3. L'Office de secours et de travaux des Nations unies pour les réfugiés de Palestine dans le Proche-Orient (UNRWA) a été créé par la résolution n° 302 (IV) de l'Assemblée générale des Nations Unies en date du 8 décembre 1949 afin d'apporter un secours direct aux " réfugiés de Palestine " se trouvant sur l'un des Etats ou des territoires relevant de son champ d'intervention géographique, à savoir le Liban, la Syrie, la Jordanie, la Cisjordanie et la bande de Gaza. Selon les termes de la résolution n° 74/83 de l'Assemblée générale des Nations-Unies du 13 décembre 2019 relative à l'UNRWA, qui a prolongé son mandat jusqu'au 30 juin 2023, puis prolongé jusqu'au 30 juin 2026 par la résolution n° 77/123 de l'Assemblée générale des Nations-Unies du 12 décembre 2022, les opérations de l'Office se font " au regard du bien-être, de la protection et du développement humain des réfugiés de Palestine " et visent à " subvenir à leurs besoins essentiels en matière de santé, d'éducation et de subsistance ". Il résulte des instructions d'éligibilité et d'enregistrement consolidées adoptées par cet organisme en 2009 que ces prestations sont délivrées, d'une part, aux personnes, enregistrées auprès de lui, qui résidaient habituellement en Palestine entre le 1er juin 1946 et le 15 mai 1948 et qui ont perdu leur logement et leurs moyens de subsistance en raison du conflit de 1948, ainsi qu'à leurs descendants et, d'autre part, aux autres personnes éligibles mentionnées au point B. du III de ces instructions qui en font la demande sans faire l'objet d'un enregistrement par l'UNRWA. Eu égard à la mission qui lui est assignée, l'UNRWA doit être regardé comme un organisme des Nations Unies, autre que le Haut-Commissaire des Nations Unies pour les réfugiés, offrant une assistance à ces personnes, au sens des stipulations mentionnées au point 2.

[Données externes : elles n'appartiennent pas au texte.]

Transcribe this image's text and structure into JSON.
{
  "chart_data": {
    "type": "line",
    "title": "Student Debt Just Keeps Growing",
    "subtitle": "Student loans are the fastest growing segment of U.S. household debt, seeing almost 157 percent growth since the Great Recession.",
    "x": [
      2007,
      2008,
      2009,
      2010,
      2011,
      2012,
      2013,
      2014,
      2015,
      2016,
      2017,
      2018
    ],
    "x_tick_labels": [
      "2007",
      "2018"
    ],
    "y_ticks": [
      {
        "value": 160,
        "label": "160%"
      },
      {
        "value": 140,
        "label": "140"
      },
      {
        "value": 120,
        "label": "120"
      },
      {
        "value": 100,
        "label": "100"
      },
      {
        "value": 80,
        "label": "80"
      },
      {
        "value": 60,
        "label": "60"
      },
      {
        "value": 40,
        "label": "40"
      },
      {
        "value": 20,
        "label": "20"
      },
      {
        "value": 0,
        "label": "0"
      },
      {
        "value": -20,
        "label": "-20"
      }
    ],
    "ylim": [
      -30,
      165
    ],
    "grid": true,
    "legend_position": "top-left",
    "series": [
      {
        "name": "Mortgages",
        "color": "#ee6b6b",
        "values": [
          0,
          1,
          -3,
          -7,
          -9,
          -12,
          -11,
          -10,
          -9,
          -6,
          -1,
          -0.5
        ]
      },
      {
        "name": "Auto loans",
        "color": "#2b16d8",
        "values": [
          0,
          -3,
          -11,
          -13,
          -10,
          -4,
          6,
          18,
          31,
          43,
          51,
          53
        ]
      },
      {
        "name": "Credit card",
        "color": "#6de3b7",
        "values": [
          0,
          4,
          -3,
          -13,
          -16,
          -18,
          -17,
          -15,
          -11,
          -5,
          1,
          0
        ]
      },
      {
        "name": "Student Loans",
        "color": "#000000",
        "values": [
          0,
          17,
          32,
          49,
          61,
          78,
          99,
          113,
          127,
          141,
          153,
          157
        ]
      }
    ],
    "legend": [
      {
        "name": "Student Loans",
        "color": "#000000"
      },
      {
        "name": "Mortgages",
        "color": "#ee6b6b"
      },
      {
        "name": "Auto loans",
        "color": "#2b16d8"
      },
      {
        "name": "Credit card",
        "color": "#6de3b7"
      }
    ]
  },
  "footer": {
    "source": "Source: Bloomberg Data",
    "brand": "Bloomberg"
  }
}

4. Il résulte des stipulations citées au point 2 qu'en raison du statut spécifique dont ils disposent, la convention de Genève du 28 juillet 1951 n'est pas applicable aux réfugiés palestiniens tant qu'ils bénéficient effectivement de l'assistance ou de la protection de l'UNRWA telle qu'elle est définie au point précédent.
5. D'autre part, aux termes de l'article 12, paragraphe 1, sous a), de la directive 2011/95/UE du Parlement européen et du Conseil du 13 décembre 2011 concernant les normes relatives aux conditions que doivent remplir les ressortissants des pays tiers ou les apatrides pour pouvoir bénéficier d'une protection internationale, à un statut uniforme pour les réfugiés ou les personnes pouvant bénéficier de la protection subsidiaire, et au contenu de cette protection : " Tout ressortissant d'un pays tiers ou apatride est exclu du statut de réfugié lorsqu'il relève du champ d'application de l'article 1er, section D, de la convention de Genève, concernant la protection ou l'assistance de la part d'un organisme ou d'une institution des Nations unies autre que le Haut-Commissariat des Nations unies pour les réfugiés. Si cette protection ou cette assistance cesse pour quelque raison que ce soit, sans que le sort de ces personnes ait été définitivement réglé conformément aux résolutions pertinentes de l'assemblée générale des Nations unies, ces personnes pourront ipso facto se prévaloir de la présente directive ".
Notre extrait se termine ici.